When rolling dice, each face represents a different outcome. A standard die has six faces, each showing a different number: 1, 2, 3, 4, 5, or 6. Thus, a single roll of one die can result in any of these six numbers, making the outcomes quite manageable. When two dice are rolled together, the possible outcomes increase exponentially. Each die has 6 potential outcomes, creating a total of 36 outcomes (6 from the first die multiplied by 6 from the second die), such as (1,1), (1,2), etc.

These 36 different combinations need to be accounted for when determining the probability of certain conditions, like forming an even sum. Understanding these outcomes is crucial for assessing any probability as it establishes the total set of possibilities that dictate the denominator in probability calculations.

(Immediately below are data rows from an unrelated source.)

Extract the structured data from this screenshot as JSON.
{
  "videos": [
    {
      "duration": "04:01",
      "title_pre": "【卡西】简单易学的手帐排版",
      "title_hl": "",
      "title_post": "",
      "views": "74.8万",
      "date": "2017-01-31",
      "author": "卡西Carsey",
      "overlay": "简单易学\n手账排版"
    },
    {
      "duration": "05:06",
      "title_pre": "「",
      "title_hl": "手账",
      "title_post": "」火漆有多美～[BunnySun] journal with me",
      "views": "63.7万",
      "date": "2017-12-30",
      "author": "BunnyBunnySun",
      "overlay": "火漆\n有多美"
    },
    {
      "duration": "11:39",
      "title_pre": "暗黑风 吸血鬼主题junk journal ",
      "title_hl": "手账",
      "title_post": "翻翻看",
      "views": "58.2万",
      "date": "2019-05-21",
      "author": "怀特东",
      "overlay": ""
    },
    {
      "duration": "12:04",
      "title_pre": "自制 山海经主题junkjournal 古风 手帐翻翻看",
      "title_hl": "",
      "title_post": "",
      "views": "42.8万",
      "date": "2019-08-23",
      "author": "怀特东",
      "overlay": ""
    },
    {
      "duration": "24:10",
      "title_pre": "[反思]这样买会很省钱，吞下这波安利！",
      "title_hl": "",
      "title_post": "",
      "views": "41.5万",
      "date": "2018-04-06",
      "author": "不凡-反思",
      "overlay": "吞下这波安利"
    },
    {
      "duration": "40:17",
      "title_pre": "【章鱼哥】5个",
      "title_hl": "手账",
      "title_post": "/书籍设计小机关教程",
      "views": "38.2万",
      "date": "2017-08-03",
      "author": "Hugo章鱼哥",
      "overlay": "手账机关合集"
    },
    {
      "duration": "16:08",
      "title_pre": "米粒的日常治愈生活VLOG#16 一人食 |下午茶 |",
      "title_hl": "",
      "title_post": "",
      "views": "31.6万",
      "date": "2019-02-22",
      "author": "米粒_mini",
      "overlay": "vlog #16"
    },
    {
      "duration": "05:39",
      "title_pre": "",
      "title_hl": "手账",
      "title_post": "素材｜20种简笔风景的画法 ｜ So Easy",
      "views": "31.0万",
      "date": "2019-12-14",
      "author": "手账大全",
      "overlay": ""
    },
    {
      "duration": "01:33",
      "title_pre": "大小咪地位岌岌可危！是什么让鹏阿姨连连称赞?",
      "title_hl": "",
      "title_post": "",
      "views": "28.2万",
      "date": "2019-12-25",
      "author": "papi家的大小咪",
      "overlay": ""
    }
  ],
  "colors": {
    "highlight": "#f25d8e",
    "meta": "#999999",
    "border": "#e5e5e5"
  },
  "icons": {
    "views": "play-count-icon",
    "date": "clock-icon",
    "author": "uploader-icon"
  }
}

In probability, 'favorable outcomes' refer to the specific conditions that meet the criteria we're interested in. For our exercise, a favorable outcome is an event where the sum of numbers from two dice is even. This occurs through specific combinations of dice results.

To achieve an even sum, you can either add two even numbers or two odd numbers. For example, a roll resulting in (2 + 4) or (3 + 5) would be favorable, as both situations yield an even sum. In the example given, we identified 18 favorable outcomes in total through the possible combinations of (2, 4, 6) for even results and (1, 3, 5) for odd results on both dice. Understanding this concept enables students to pinpoint exactly which outcomes play into the calculation of probabilities in their specific context.

The term 'total possible outcomes' is fundamental in understanding probability. It signifies every possible outcome that can occur from a randomness-inducing event, like rolling dice. For two dice, total possible outcomes are found by multiplying 6 outcomes per die, summing up to a comprehensive 36 outcomes.

This full set of outcomes acts as a base number for calculating probabilities. For any given question about dice, knowing the total number of outcomes helps determine the denominator in a probability fraction. In our scenario, any subset of outcomes (such as the 18 combinations for an even sum) is compared to this total number of 36 to form a probability ratio. This basic arithmetic forms the cornerstone of calculating probabilities and should be fully comprehended to tackle similar probability questions effectively.